After I successfully shed some light its time to see some light. For this you normally use photo diodes, photo transistors or photo resistors. But there are two nice little detectors which I came across, special enough to post them here:
The Osram SFH 3710 and SFH 5711. Both are photo diodes respectively transistors adapted to the human eye sensitivity (V?). They are very insensitive in the infrared spectrum (typical for humans, untypical for photo detectors) and have a detection curve close to the human eye. But more details after the click.
The SFH 3710 is more or less a very normal photo diode. Nothing special about it. It outputs something between 4 µA and 12 mA depending on the amount of light shining on the sensor. Unfortunately it has current output. So you need an sensing resistor to ground to get some voltage (you remember the law of Mr. Ohm).
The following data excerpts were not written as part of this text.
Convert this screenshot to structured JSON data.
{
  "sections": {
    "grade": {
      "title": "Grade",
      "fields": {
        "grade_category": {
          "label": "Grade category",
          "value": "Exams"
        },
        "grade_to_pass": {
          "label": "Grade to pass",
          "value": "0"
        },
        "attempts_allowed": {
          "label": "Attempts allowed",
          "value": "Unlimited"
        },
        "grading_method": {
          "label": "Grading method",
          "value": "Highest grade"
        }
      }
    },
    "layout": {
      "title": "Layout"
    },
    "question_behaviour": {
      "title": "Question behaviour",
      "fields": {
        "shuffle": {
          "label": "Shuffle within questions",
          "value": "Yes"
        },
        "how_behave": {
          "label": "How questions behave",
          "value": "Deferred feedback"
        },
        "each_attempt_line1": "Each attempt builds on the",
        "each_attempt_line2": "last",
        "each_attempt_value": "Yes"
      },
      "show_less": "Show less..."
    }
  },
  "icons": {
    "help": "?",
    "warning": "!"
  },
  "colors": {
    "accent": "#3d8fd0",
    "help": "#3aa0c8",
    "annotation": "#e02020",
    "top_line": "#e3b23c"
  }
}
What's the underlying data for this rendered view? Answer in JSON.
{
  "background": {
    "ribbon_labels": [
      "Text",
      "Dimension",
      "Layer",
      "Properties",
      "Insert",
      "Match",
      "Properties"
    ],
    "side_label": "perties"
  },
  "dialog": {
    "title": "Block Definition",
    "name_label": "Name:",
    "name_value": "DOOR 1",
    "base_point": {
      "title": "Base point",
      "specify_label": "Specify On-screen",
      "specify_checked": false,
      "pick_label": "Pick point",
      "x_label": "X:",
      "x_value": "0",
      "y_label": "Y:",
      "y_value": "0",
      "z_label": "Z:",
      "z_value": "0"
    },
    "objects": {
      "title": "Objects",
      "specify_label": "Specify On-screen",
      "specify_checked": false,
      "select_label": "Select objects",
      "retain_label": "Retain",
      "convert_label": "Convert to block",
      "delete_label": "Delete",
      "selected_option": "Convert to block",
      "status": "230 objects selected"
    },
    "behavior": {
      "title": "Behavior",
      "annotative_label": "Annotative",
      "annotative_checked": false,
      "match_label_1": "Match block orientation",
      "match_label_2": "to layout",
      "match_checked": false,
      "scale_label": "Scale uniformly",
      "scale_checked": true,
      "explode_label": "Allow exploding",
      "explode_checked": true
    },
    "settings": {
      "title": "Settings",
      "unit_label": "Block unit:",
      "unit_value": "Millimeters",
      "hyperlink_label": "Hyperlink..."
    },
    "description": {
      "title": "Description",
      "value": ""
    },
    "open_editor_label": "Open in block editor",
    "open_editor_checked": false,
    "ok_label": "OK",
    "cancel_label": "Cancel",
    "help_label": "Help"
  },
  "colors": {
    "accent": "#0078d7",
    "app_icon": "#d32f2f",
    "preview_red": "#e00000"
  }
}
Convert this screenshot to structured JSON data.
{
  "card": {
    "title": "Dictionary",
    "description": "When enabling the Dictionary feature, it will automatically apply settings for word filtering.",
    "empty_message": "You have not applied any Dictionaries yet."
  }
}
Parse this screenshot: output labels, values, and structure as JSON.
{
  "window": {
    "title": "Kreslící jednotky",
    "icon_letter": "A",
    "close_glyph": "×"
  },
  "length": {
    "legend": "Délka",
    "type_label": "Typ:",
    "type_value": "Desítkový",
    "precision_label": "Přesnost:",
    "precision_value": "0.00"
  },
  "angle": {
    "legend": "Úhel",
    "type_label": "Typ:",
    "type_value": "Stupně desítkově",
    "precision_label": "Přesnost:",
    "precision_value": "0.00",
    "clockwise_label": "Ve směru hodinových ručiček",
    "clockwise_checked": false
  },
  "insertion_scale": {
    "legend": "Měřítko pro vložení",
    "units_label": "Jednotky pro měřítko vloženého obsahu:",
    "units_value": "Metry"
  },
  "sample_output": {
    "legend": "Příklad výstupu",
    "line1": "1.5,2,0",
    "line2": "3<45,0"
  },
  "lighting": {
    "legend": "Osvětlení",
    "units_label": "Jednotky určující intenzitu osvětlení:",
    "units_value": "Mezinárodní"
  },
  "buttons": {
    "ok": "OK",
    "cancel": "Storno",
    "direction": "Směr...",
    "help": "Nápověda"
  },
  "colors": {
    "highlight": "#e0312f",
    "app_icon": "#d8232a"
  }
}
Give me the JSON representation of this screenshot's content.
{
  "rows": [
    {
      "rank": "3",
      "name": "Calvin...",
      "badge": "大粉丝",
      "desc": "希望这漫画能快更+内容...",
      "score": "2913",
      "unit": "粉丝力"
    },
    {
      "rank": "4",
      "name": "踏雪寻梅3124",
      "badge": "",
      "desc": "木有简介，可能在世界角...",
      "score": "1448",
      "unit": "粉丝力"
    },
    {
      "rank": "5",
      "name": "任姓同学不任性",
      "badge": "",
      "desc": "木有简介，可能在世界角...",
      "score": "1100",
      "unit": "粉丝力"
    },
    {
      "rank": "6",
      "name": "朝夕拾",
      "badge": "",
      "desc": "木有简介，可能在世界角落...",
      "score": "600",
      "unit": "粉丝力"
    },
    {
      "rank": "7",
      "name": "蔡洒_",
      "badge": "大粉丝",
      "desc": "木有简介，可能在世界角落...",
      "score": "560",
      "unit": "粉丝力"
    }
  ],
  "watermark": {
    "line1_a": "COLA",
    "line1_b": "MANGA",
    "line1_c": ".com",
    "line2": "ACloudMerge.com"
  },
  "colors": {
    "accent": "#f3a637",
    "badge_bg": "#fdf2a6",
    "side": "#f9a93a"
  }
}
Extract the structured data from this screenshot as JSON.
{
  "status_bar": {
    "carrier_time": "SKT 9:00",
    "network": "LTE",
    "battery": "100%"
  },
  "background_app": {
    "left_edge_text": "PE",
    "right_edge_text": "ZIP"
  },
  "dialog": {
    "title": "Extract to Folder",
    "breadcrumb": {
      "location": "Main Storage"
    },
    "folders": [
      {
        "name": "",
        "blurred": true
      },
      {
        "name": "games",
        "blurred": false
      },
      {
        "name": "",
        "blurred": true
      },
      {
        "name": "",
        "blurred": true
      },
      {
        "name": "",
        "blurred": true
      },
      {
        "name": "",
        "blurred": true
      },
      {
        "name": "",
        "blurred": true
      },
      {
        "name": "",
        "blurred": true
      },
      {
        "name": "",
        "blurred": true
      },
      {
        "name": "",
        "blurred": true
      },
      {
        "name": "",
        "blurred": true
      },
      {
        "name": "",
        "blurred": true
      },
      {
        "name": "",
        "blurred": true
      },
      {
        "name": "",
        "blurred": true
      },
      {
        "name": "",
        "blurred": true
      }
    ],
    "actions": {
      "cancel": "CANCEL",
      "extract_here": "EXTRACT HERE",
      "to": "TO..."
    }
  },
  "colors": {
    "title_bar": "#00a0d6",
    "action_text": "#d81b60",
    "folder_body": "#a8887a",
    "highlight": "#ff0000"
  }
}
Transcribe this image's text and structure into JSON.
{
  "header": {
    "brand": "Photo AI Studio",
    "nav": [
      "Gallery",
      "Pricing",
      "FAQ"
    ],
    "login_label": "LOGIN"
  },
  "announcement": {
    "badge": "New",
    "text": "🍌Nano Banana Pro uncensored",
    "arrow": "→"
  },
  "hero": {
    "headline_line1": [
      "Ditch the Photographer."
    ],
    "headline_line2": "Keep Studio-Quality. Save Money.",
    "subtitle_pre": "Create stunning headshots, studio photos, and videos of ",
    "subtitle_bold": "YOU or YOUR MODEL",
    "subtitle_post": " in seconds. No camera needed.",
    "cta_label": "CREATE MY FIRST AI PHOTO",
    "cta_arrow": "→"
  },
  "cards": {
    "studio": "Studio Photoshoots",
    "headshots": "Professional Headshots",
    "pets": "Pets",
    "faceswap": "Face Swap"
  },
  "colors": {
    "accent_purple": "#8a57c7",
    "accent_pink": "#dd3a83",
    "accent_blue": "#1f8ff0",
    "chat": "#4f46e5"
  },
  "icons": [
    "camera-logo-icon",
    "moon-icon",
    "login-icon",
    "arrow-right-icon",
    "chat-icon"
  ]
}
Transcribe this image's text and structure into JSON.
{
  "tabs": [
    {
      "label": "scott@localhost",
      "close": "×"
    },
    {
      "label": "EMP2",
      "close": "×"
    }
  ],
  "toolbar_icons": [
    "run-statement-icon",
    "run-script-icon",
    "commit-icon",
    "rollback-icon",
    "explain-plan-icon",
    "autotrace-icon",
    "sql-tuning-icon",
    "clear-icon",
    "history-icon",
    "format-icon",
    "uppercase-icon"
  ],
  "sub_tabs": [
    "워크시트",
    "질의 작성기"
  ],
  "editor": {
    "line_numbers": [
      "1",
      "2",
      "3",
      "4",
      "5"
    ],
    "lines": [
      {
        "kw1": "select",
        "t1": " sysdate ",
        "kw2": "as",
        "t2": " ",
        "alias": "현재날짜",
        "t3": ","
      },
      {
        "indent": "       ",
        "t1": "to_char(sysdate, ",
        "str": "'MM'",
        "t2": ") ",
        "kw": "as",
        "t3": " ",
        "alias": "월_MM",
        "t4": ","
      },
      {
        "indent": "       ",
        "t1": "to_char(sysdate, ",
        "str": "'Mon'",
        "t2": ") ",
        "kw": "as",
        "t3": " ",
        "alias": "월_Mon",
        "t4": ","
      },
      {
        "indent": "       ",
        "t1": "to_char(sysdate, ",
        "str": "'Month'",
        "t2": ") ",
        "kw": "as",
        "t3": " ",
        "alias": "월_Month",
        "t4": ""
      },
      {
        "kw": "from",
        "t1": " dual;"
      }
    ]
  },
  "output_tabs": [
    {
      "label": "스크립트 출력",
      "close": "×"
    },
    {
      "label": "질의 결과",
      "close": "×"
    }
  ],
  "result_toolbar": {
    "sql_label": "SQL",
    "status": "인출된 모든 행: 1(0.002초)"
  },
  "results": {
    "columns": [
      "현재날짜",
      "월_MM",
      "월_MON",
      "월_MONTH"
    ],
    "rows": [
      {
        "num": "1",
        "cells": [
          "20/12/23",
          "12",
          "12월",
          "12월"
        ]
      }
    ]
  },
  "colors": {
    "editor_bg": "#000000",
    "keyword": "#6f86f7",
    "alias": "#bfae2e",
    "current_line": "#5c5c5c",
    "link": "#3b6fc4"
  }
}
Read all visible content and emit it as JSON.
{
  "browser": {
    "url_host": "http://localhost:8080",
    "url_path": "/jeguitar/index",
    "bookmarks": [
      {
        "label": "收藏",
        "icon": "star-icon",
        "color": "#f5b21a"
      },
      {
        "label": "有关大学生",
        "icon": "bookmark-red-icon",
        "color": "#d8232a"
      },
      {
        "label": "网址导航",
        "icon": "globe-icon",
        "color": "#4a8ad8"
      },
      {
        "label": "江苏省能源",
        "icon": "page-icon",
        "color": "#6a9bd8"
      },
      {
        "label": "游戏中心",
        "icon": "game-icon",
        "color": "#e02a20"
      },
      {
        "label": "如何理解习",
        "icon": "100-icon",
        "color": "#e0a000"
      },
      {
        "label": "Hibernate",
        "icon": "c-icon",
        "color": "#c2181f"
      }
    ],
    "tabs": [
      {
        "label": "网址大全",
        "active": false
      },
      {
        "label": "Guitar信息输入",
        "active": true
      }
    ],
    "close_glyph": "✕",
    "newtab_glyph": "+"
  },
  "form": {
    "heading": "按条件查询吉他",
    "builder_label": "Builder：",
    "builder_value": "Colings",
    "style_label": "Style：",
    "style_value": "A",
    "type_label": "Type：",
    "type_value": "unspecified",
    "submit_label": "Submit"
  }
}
But it hast two very special advantages:
- It got a very nice 0805-like tiny SMT package. So it consumes very little board space.
- But much more important it has a similar detection curve as the human eye.
The last point is very important (so I used it for may ‘How was your day darling‘ project). Normal photo detectors are very sensitive in the infrared spectrum, the humane eye is not. What is the effect? Artificial light (especially from normal light bulbs) have an high amount of infrared light and a low amount of visible light (One of the reasons for the inefficiency of light bulbs). For normal photo sensor the light of a light bulb seems to be as bright as daylight (figuratively spoken).
So if you want to detect light in the same way as it is perceived by an human the SFH 3710 is your friend. BTW: The SFH 3310 is the same detector in a more or less ‘normal’ T1 (3mm) LED package.
The SFH 5711 is quite a different beast. It is an photo transistor. Nothing special about this. It also got an V? curve. Fine. But it is logarithmic. To understand the advantages of an logarithmic light sensor you have to understand how the human eye works:
The human eye interprets lights in logarithmic levels. If you see an light level X than 2*X will not appear twice as bright, X*X appears twice as bright. This enables the human eye to see things in a dark cave and bright sun light. To understand how light something appears to a human you have to apply the logarithmic scale.
This is exactly the work done by the SFH 5711. It outputs an current from 5 to 50 µA – depending on the light level. But it puts out about 10 µA per decade (of brightness). The details are a bit complex – but the result is quite easy: If the readout is quite as big the light will be interpreted as twice as bright by the human eye. So you get an more or less constant resolution over the whole spectrum of brightness – as perceived by the human eye. Very useful to adapt the brightness of a display according to the ambient light levels.
The disadvantage: The SFH 5711 contains an amplifier to get an readout – so you have to suplly VCC (from 2.3V to 5.5V) and GND. The sensor is bigger and needs a special footprint. In the end still very practical.